„Die Zeit ist reif“

Warum haben Sie nach dem Ausstieg aus Intershop Ihr neues Unternehmen Demandware damals nicht in Deutschland hochgezogen?

Mit dem Platzen der Dotcom-Blase und dem Schließen des Neuen Marktes waren auch die Finanzierungsmöglichkeiten und die restliche Infrastruktur weg, mit der ich meine Idee hätte umsetzen können.

Fast alle internationalen Venture-Capital-Firmen haben nach dem Niedergang des Neuen Marktes ihre Zelte hier abgebrochen…

Genau. Und das ist schade für Deutschland. Ich musste dann in die USA gehen und kam nach Boston. Dort gibt es genug Venture-Capital-Geber und genug Risikobereitschaft für ein Geschäftsmodell wie meines. Nicht nur bei den Investoren, sondern auch bei den Kunden.

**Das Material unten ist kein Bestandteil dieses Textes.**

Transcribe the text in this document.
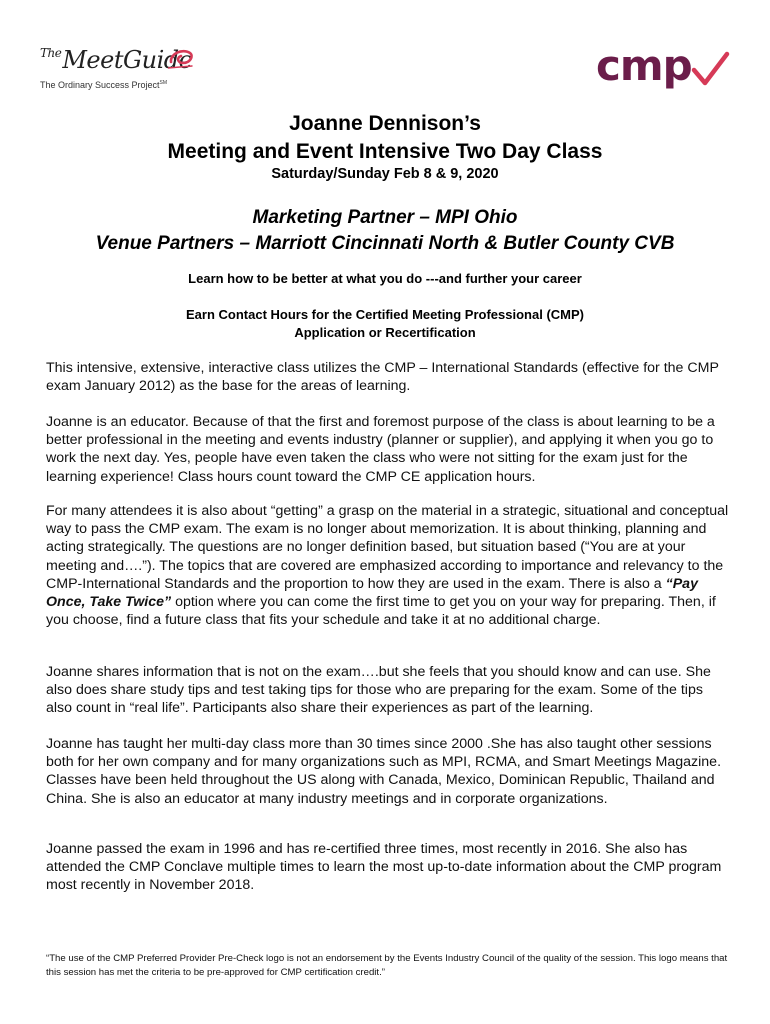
$^{The}$MeetGuide
The Ordinary Success Project℠	cmp
Joanne Dennison’s
Meeting and Event Intensive Two Day Class
Saturday/Sunday Feb 8 & 9, 2020
Marketing Partner – MPI Ohio
Venue Partners – Marriott Cincinnati North & Butler County CVB
Learn how to be better at what you do ---and further your career
Earn Contact Hours for the Certified Meeting Professional (CMP)
Application or Recertification

This intensive, extensive, interactive class utilizes the CMP – International Standards (effective for the CMP exam January 2012) as the base for the areas of learning.

Joanne is an educator. Because of that the first and foremost purpose of the class is about learning to be a better professional in the meeting and events industry (planner or supplier), and applying it when you go to work the next day. Yes, people have even taken the class who were not sitting for the exam just for the learning experience! Class hours count toward the CMP CE application hours.

For many attendees it is also about “getting” a grasp on the material in a strategic, situational and conceptual way to pass the CMP exam. The exam is no longer about memorization. It is about thinking, planning and acting strategically. The questions are no longer definition based, but situation based (“You are at your meeting and….”). The topics that are covered are emphasized according to importance and relevancy to the CMP-International Standards and the proportion to how they are used in the exam. There is also a “Pay Once, Take Twice” option where you can come the first time to get you on your way for preparing. Then, if you choose, find a future class that fits your schedule and take it at no additional charge.

Joanne shares information that is not on the exam….but she feels that you should know and can use. She also does share study tips and test taking tips for those who are preparing for the exam. Some of the tips also count in “real life”. Participants also share their experiences as part of the learning.

Joanne has taught her multi-day class more than 30 times since 2000 .She has also taught other sessions both for her own company and for many organizations such as MPI, RCMA, and Smart Meetings Magazine. Classes have been held throughout the US along with Canada, Mexico, Dominican Republic, Thailand and China. She is also an educator at many industry meetings and in corporate organizations.

Joanne passed the exam in 1996 and has re-certified three times, most recently in 2016. She also has attended the CMP Conclave multiple times to learn the most up-to-date information about the CMP program most recently in November 2018.

“The use of the CMP Preferred Provider Pre-Check logo is not an endorsement by the Events Industry Council of the quality of the session. This logo means that this session has met the criteria to be pre-approved for CMP certification credit.”
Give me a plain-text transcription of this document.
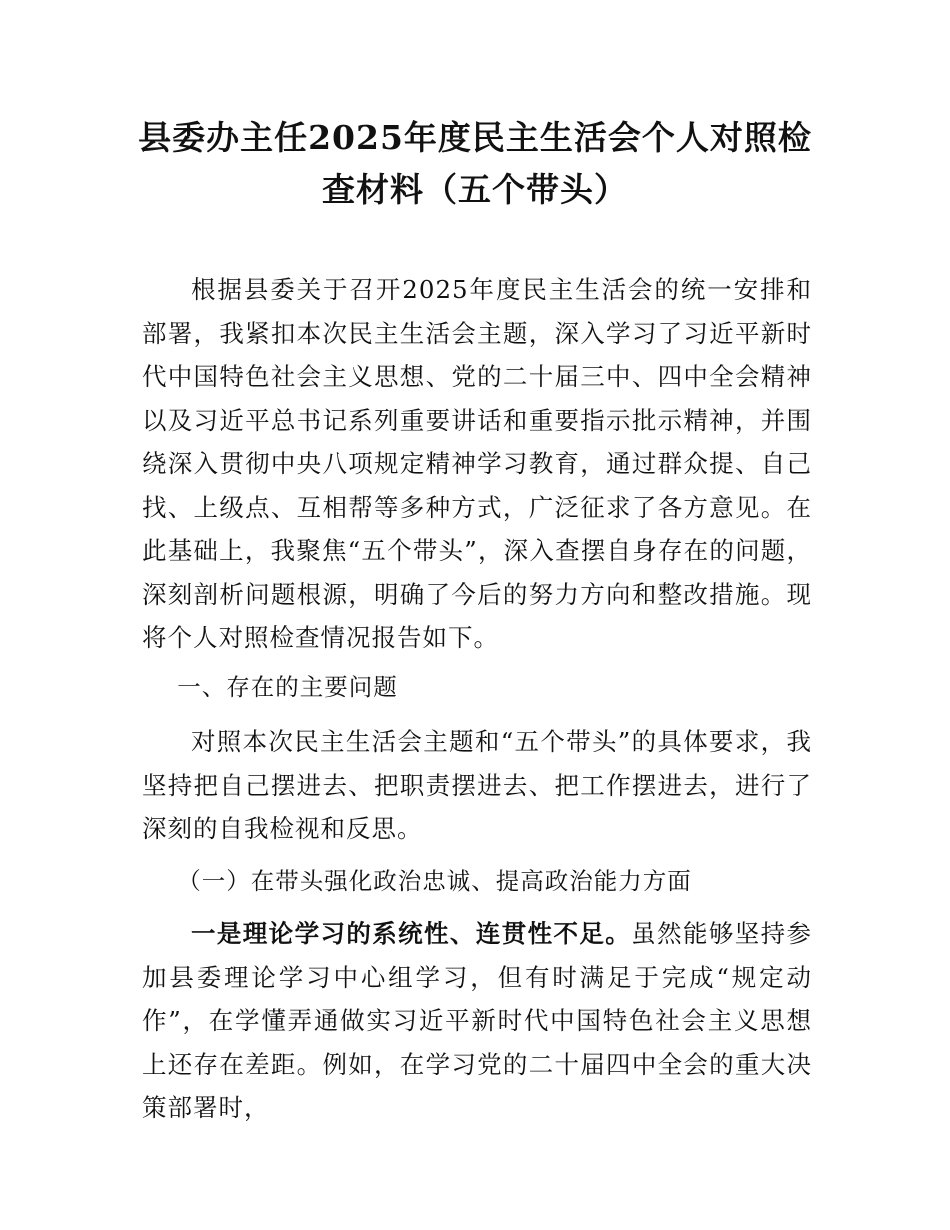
县委办主任2025年度民主生活会个人对照检
查材料（五个带头）

根据县委关于召开2025年度民主生活会的统一安排和部署，我紧扣本次民主生活会主题，深入学习了习近平新时代中国特色社会主义思想、党的二十届三中、四中全会精神以及习近平总书记系列重要讲话和重要指示批示精神，并围绕深入贯彻中央八项规定精神学习教育，通过群众提、自己找、上级点、互相帮等多种方式，广泛征求了各方意见。在此基础上，我聚焦“五个带头”，深入查摆自身存在的问题，深刻剖析问题根源，明确了今后的努力方向和整改措施。现将个人对照检查情况报告如下。

一、存在的主要问题

对照本次民主生活会主题和“五个带头”的具体要求，我坚持把自己摆进去、把职责摆进去、把工作摆进去，进行了深刻的自我检视和反思。

（一）在带头强化政治忠诚、提高政治能力方面

一是理论学习的系统性、连贯性不足。虽然能够坚持参加县委理论学习中心组学习，但有时满足于完成“规定动作”，在学懂弄通做实习近平新时代中国特色社会主义思想上还存在差距。例如，在学习党的二十届四中全会的重大决策部署时，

Heute wird noch immer das Fehlen von Venture Capital beklagt. Dennoch fordern Sie eine Wiederbelebung des Neuen Marktes…

Die internationalen Venture-Capital-Geber waren schon einmal hier, zu Zeiten des Neuen Marktes. Warum waren sie damals hier? Weil die Investoren wussten: Eines oder zwei der zehn Unternehmen, in die sie investieren, sind vielleicht so gut, dass sie es an die Börse schaffen. Dann verdiene ich an denen so viel, dass ich keinen Verlust, sondern Gewinn mache. Damit kann ich in weitere Unternehmen investieren. Aber dieser Zyklus ist momentan unterbrochen. Seit zehn Jahren.

Welche Folgen hatte diese Unterbrechung?

Es gibt heute nur 1/25 an Risikokapital im Vergleich zu den USA. Infolge dessen werden viele gute Ideen nicht realisiert, oder die Unternehmer gehen in die USA. Dabei gibt es sehr viele hoffnungsvolle Technologieunternehmen hier, insbesondere in Berlin.

Wie lässt sich die Situation verbessern?

Wenn Deutschland auf dem Technologiemarkt mitmischen will, und nicht nur bei Autos und Maschinenbau, müssen wir die Möglichkeiten dafür schaffen. Neue Geschäftsmodelle brauchen eine Wachstumsphase von fünf bis zehn Jahren. In dieser Zeit muss das Geld für das Wachstum zur Verfügung stehen. Und zwar Eigenkapital, kein Fremdkapital.

Warum kein Fremdkapital?

Das Risiko für Fremdkapital ist viel zu hoch. Fremdkapital gibt es nur für Unternehmen, die Profit machen. Eigenkapital gibt es auch für Unternehmen, die stark wachsen. Und am Ende wäre es ein gutes Geschäft für alle Beteiligten.

Wie meinen Sie das?

Es wäre ein gutes Geschäft für die Börse, die in Deutschland organisch wachsen muss, weil die M&A-Pläne, die sie hatte, nicht realisierbar waren. Es wäre auch ein gutes Geschäft für die Investmentbanken, um Analysten aufzubauen. Und es wäre eine gute Sache für die Unternehmer und die Venture-Capital-Geber, die sich dann hoffentlich wieder in Deutschland ansiedeln. Die Zeit ist reif.

Ist Deutschland so stark auf ausländisches Risikokapital angewiesen? Es gibt doch sehr viele sehr vermögende und investitionswillige Privatpersonen, die gar nicht wissen, wohin mit ihrem Geld…

Geld allein reicht nicht.

Wieso nicht?

Es muss Smart Money sein. Die Investoren, die in Technologiefirmen investieren, müssen Erfahrung darin haben, wie sowas in eine Erfolgsgeschichte mündet. Sie müssen die Unternehmer beraten und coachen können. Und das können natürlich nur Investoren, die selbst erfolgreich gegründet haben.